In this presentation, I will present some of our recently published and unpublished solutions for current synthetic challenges that are difficult to address with alternative tools. For instance, we were able to synthesize the tricyclic sesquiterpene natural product presilphiperfolan-1β-ol in only four steps, with the key cyclization (see below) taking place inside the supramolecular catalyst I.[2]  This natural product was previously only available via a long synthetic sequence (13 linear steps),[3] demonstrating the potential of molecular capsule catalysis for natural product synthesis. Interestingly, extensive control experiments in solution indicated that the key step is not possible in solution utilizing regular Lewis or Brønsted acid catalysis. Several further examples of catalysis inside capsule I, which was reported already more than 20 years ago by the Atwood group,[4] will be presented.

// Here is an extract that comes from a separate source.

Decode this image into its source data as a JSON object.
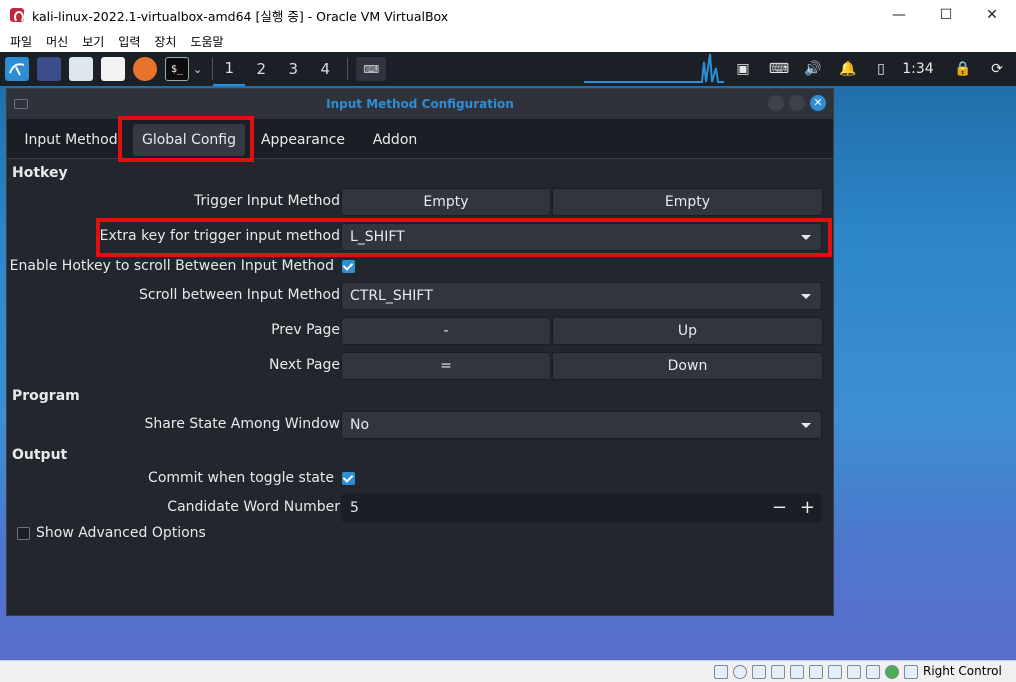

[1] M. Conn, J. Rebek, Chem. Rev. 1997, 97, 1647.
[2] L.-D. Syntrivanis, I. Némethová, D. Schmid, S. Levi, A. Prescimone, F. Bissegger, D. T. Major, K. Tiefenbacher J. Am. Chem. Soc. 2020, 142, 5894.
[3] A.Y. Hong, B.M. Stoltz Angew. Chem. Int. Ed. 2012, 51, 9674.
[4] L. R. MacGillivray, J. L. Atwood Nature 1997, 389, 469.